Private consumption and fixed assets creation added a respective 4.7 and 3.5 percentage points to GDP growth in the quarter, with net exports at -6.5 points. The supply side rebound was also broad-based on annual basis, with the quarter-on-quarter performance of some components, viz. trade, hotels, transport, communication, etc. and manufacturing standing out.
Encouraging as the data may be, it is superficial over the deep troughs of one year ago. Compared to the pre-pandemic levels, the overall growth catch-up is a bare 0.33 percent rise in correspondence. Assessments of post-pandemic economic performance have to be reserved at this point as not only did the COVID-19 second wave partially spill into the second quarter, but many services also remained restricted, un- or partially-opened. In particular, the comeback of the trade, transport, and hospitality sectors that are major employers of the informal, unskilled, and low-income population, and which largely remained without meaningful policy support through the pandemic, is yet to be fully observed — the segment was -9 percent below July-September 2019. A truer picture of economic recovery will have to await the current quarter’s performance.
Two features are noteworthy at this point, and what they augur for the future path of recovery. The first is the evolution of consumer demand. This reflects a continuation or rather, a worsening of the deterioration that had set in well before the pandemic. The robust quarterly rebound masks the extent of depression in consumer spending, which measured -3.5 percent below its level two years ago along with an eroding share in aggregate expenditure.
The second is inflation. The GDP deflator rose 9.1 percent year-on-year, and stood 11.8 percent higher over the September 2019 quarter. The price growth is an adverse portent for consumer demand, which it is likely to blunt. Incomes have not only fallen below previous levels but even the meagre spending capacities are being swept away by higher prices of goods and services.

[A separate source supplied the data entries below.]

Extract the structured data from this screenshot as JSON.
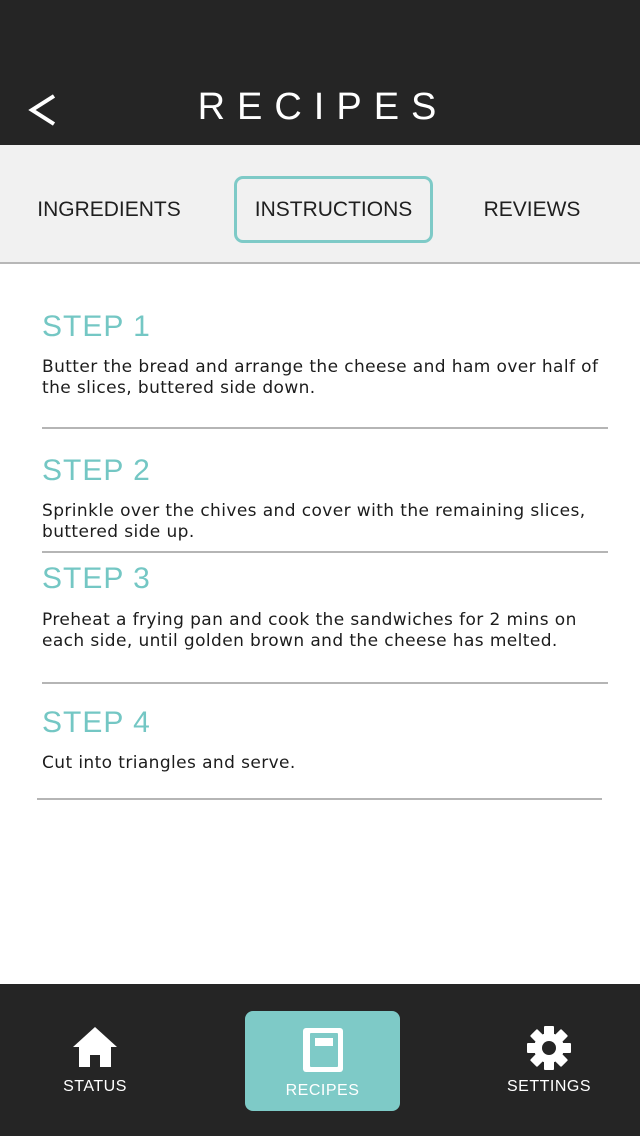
{
  "header": {
    "title": "RECIPES",
    "back_icon": "chevron-left-icon"
  },
  "tabs": [
    {
      "label": "INGREDIENTS",
      "active": false
    },
    {
      "label": "INSTRUCTIONS",
      "active": true
    },
    {
      "label": "REVIEWS",
      "active": false
    }
  ],
  "steps": [
    {
      "title": "STEP 1",
      "text": "Butter the bread and arrange the cheese and ham over half of the slices, buttered side down."
    },
    {
      "title": "STEP 2",
      "text": "Sprinkle over the chives and cover with the remaining slices, buttered side up."
    },
    {
      "title": "STEP 3",
      "text": "Preheat a frying pan and cook the sandwiches for 2 mins on each side, until golden brown and the cheese has melted."
    },
    {
      "title": "STEP 4",
      "text": "Cut into triangles and serve."
    }
  ],
  "bottom_nav": [
    {
      "label": "STATUS",
      "icon": "home-icon",
      "active": false
    },
    {
      "label": "RECIPES",
      "icon": "book-icon",
      "active": true
    },
    {
      "label": "SETTINGS",
      "icon": "gear-icon",
      "active": false
    }
  ],
  "colors": {
    "header_bg": "#252525",
    "accent": "#7ecac7",
    "step_title": "#74c7c4",
    "tab_bar_bg": "#f1f1f1"
  }
}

Both have a bearing upon demand endurance once the distortions induced by the pandemic have worn off. One, the likelihood of consumption restoring to former strength is not assured at this point. Several indicators point to this; for example, the lagged official as well as contemporary private data on unemployment show this is still high, the depressed two-wheeler vehicle sales, and the feeble growth of fast-moving consumer goods in September quarter, among others.

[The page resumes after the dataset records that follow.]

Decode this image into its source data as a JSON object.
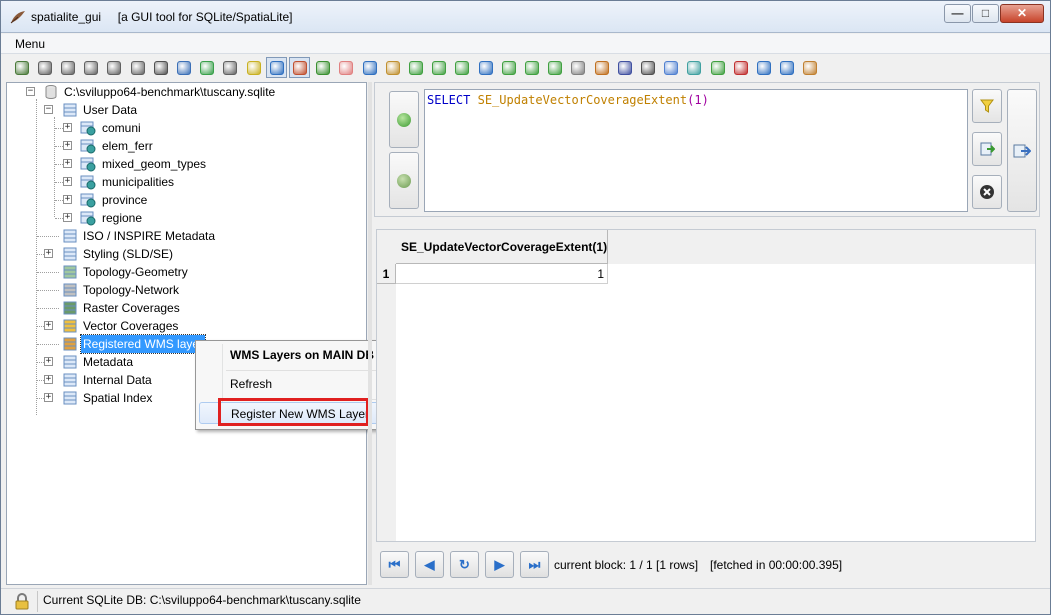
{
  "window": {
    "app_name": "spatialite_gui",
    "subtitle": "[a GUI tool for SQLite/SpatiaLite]",
    "minimize": "—",
    "maximize": "□",
    "close": "✕"
  },
  "menubar": {
    "menu": "Menu"
  },
  "toolbar": {
    "icon_colors": [
      "#4a7a3a",
      "#606060",
      "#606060",
      "#606060",
      "#606060",
      "#606060",
      "#505050",
      "#3b6fb6",
      "#39a04a",
      "#606060",
      "#c8b020",
      "#3070c0",
      "#c05030",
      "#3a9030",
      "#e08080",
      "#3070c0",
      "#c09030",
      "#40a040",
      "#40a040",
      "#40a040",
      "#3070c0",
      "#40a040",
      "#40a040",
      "#40a040",
      "#808080",
      "#c07020",
      "#4050a0",
      "#505050",
      "#5080d0",
      "#40a0a0",
      "#40a040",
      "#c03030",
      "#3070c0",
      "#3070c0",
      "#c08030"
    ]
  },
  "tree": {
    "root": "C:\\sviluppo64-benchmark\\tuscany.sqlite",
    "user_data": "User Data",
    "tables": [
      "comuni",
      "elem_ferr",
      "mixed_geom_types",
      "municipalities",
      "province",
      "regione"
    ],
    "iso_metadata": "ISO / INSPIRE Metadata",
    "styling": "Styling (SLD/SE)",
    "topology_geometry": "Topology-Geometry",
    "topology_network": "Topology-Network",
    "raster_coverages": "Raster Coverages",
    "vector_coverages": "Vector Coverages",
    "registered_wms": "Registered WMS layer",
    "metadata": "Metadata",
    "internal_data": "Internal Data",
    "spatial_index": "Spatial Index",
    "expander_plus": "+",
    "expander_minus": "−"
  },
  "context_menu": {
    "header": "WMS Layers on MAIN DB",
    "refresh": "Refresh",
    "register": "Register New WMS Layer"
  },
  "sql": {
    "keyword": "SELECT",
    "function": "SE_UpdateVectorCoverageExtent",
    "open_paren": "(",
    "argument": "1",
    "close_paren": ")"
  },
  "results": {
    "column_header": "SE_UpdateVectorCoverageExtent(1)",
    "row_number": "1",
    "cell_value": "1"
  },
  "navigation": {
    "first": "⏮",
    "prev": "◀",
    "refresh": "↻",
    "next": "▶",
    "last": "⏭",
    "block_info": "current block: 1 / 1 [1 rows]",
    "fetch_info": "[fetched in 00:00:00.395]"
  },
  "status": {
    "text": "Current SQLite DB: C:\\sviluppo64-benchmark\\tuscany.sqlite"
  }
}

Two, there’s reason to be apprehensive about what will propel growth — necessary for income improvements that majorly fire consumption that in turn, feeds into future investment. Government spending amounts are too small relative to the depth of demand decline for a meaningful impetus – in real terms, this is -17% over September 2019 quarter for instance; moreover, this has run its course with debt levels in excess of 90 percent of GDP and set to consolidate further on.
Three, the sudden developments about a new, seemingly potent mutation of the coronavirus (Omicron) are not a good augur for inflation, which could get aggravated by more containment restrictions. Four, the positive spark to demand from exports – 17 percent growth over the matching 2019 quarter — could be dented by another layer of uncertainty imposed by Omicron.

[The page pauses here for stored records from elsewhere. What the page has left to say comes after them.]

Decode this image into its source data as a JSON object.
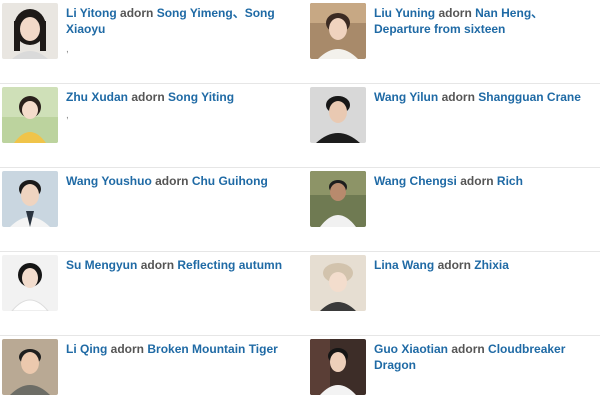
{
  "verb": "adorn",
  "rows": [
    {
      "left": {
        "actor": "Li Yitong",
        "role": "Song Yimeng、Song Xiaoyu",
        "mark": ","
      },
      "right": {
        "actor": "Liu Yuning",
        "role": "Nan Heng、Departure from sixteen"
      }
    },
    {
      "left": {
        "actor": "Zhu Xudan",
        "role": "Song Yiting",
        "mark": ","
      },
      "right": {
        "actor": "Wang Yilun",
        "role": "Shangguan Crane"
      }
    },
    {
      "left": {
        "actor": "Wang Youshuo",
        "role": "Chu Guihong"
      },
      "right": {
        "actor": "Wang Chengsi",
        "role": "Rich"
      }
    },
    {
      "left": {
        "actor": "Su Mengyun",
        "role": "Reflecting autumn"
      },
      "right": {
        "actor": "Lina Wang",
        "role": "Zhixia"
      }
    },
    {
      "left": {
        "actor": "Li Qing",
        "role": "Broken Mountain Tiger"
      },
      "right": {
        "actor": "Guo Xiaotian",
        "role": "Cloudbreaker Dragon"
      }
    }
  ],
  "colors": {
    "link": "#1f6aa5",
    "text": "#555555",
    "divider": "#e6e6e6"
  }
}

The weight upon consumption to uplift growth beyond the initial outburst after reopening is considerable in the light of these settings. Here, sustained export performance, which can impart a strong income effect to both consumption and investment, is of paramount importance in forthcoming months.
The just-released manufacturing PMI for November, which rose at its fastest pace in 10 months and 1.7 points over October to 57.6, is a mixed guide in the context - new export orders rose slightly at a weaker pace (quite similar across Asia) and domestic demand was the primary driver with intense cost pressures and decline in sentiments to a 17-month low.
Considering the fast rebound of manufacturing and exports in September quarter GDP outturn, the overall signs of weakening demand and a clouded outlook suggests keeping fingers crossed for a durable recovery ahead.
Renu Kohli is a New Delhi-based macroeconomist.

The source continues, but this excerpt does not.